The cups and the coffee grounds are washed and granulated, and then extruded with Braskem’s Bio-PE to create the bins – which have a delicate coffee aroma, due to the presence of the coffee grounds. The initiative has been adopted in a store in São Paulo, and there are plans to extend it further.
The partnership is one of Braskem’s Wecycle initiatives, in which the company tries to promote business solutions through plastic recycling. Interestingly, this particular project focuses on cup collection, because it is this factor – not technology, not compostability, and not even Hugh Fearnley-Whittingstall – that will prove most important.
US-based firm MicroGreen’s InCycle coffee cups – made from recycled PET water bottles – were used by customers including Alaska Airlines and Virgin America starting in 2013. The company raised an estimated $80m in equity funding and won a number of industry awards. In early 2014, for instance, it received $10m from two Native American tribes – allowing it to raise production to 2m cups per day.
However, while it was winning new customers, it was not turning enough profit and failing to make interest payments to its backers. One year later, its largest backer – The Confederated Tribes of the Grand Ronde – called in an $8m secured loan, which could not be repaid. MicroGreen closed in April 2015, with the loss of around 100 jobs.
Not all coffee cups are made from plastic-coated cardboard. There is also expandable polystyrene (EPS) foam, which has environmental issues of its own: because it has already been ‘foamed’, it is difficult to recycle.
Exact statistics are hard to find – and almost impossible to verify – but the US Environmental Protection Agency estimates that more than 25bn EPS cups are thrown away in the US every year. By contrast, the number of discarded cups is thought to be twice this amount, at 58bn/year.

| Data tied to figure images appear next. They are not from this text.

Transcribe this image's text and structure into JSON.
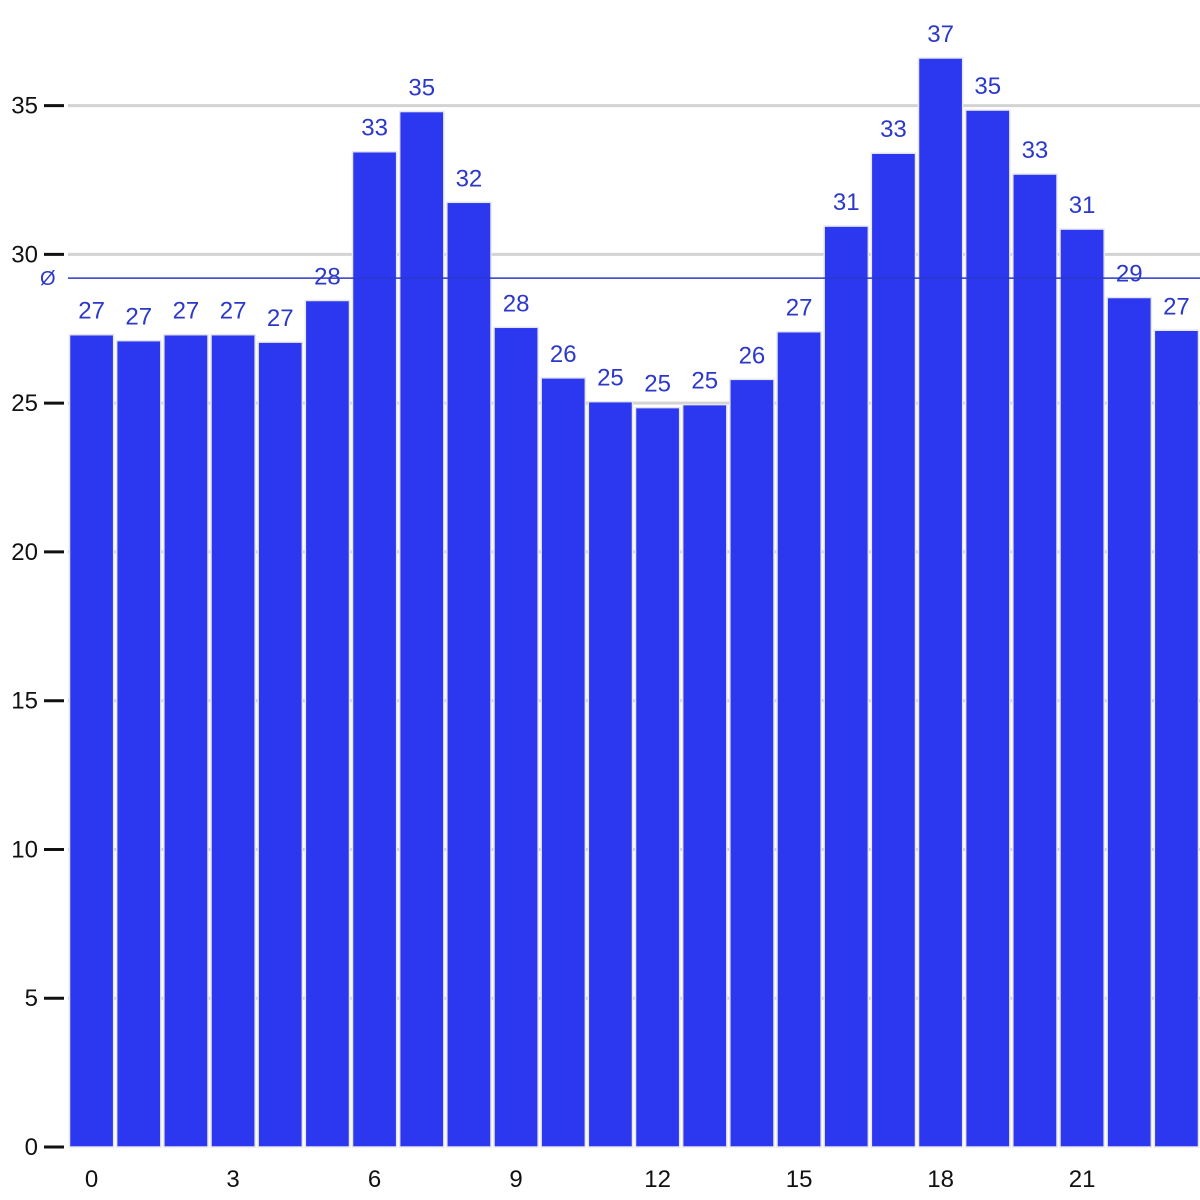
{
  "chart_data": {
    "type": "bar",
    "categories": [
      "0",
      "1",
      "2",
      "3",
      "4",
      "5",
      "6",
      "7",
      "8",
      "9",
      "10",
      "11",
      "12",
      "13",
      "14",
      "15",
      "16",
      "17",
      "18",
      "19",
      "20",
      "21",
      "22",
      "23"
    ],
    "values": [
      27.3,
      27.1,
      27.3,
      27.3,
      27.05,
      28.45,
      33.45,
      34.8,
      31.75,
      27.55,
      25.85,
      25.05,
      24.85,
      24.95,
      25.8,
      27.4,
      30.95,
      33.4,
      36.6,
      34.85,
      32.7,
      30.85,
      28.55,
      27.45
    ],
    "data_labels": [
      "27",
      "27",
      "27",
      "27",
      "27",
      "28",
      "33",
      "35",
      "32",
      "28",
      "26",
      "25",
      "25",
      "25",
      "26",
      "27",
      "31",
      "33",
      "37",
      "35",
      "33",
      "31",
      "29",
      "27"
    ],
    "title": "",
    "xlabel": "",
    "ylabel": "",
    "ylim": [
      0,
      36.6
    ],
    "y_ticks": [
      0,
      5,
      10,
      15,
      20,
      25,
      30,
      35
    ],
    "y_tick_labels": [
      "0",
      "5",
      "10",
      "15",
      "20",
      "25",
      "30",
      "35"
    ],
    "x_ticks": [
      0,
      3,
      6,
      9,
      12,
      15,
      18,
      21
    ],
    "x_tick_labels": [
      "0",
      "3",
      "6",
      "9",
      "12",
      "15",
      "18",
      "21"
    ],
    "average": {
      "label": "Ø",
      "value": 29.2
    },
    "grid": true,
    "legend": "none",
    "colors": {
      "bar": "#2b38ef",
      "label": "#2b38c9",
      "average": "#2b38c9",
      "grid": "#d3d3d3",
      "axis": "#111111"
    }
  }
}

In July 2015, New York City imposed a ban on the material. It wasn’t just cups that were affected, as EPS is used for many other things including the ubiquitous take-out boxes that keep food warm.
That, coupled with the difficulty of recycling the material because it has already been foamed and is hard to re-use, meant that its time was marked.
One all-plastic alternative to EPS is the Versalite cup from Berry Plastics. Versalite is made from polypropylene (PP), a commonly recycled plastic. A number of outlets have begun to switch away from EPS and start using Versalite, says the company.
At the company’s results presentation in July 2015, which coincided with the New York City ban on EPS, Berry’s CEO Jon Rich said: ‘Dunkin’ Donuts is now using Versalite cups in more than 500 New York City locations, and expanding its use to other cities and regions. Versalite cups were commercially introduced to new customers such as Cumberland Farms, Sheetz, and several other large chains.’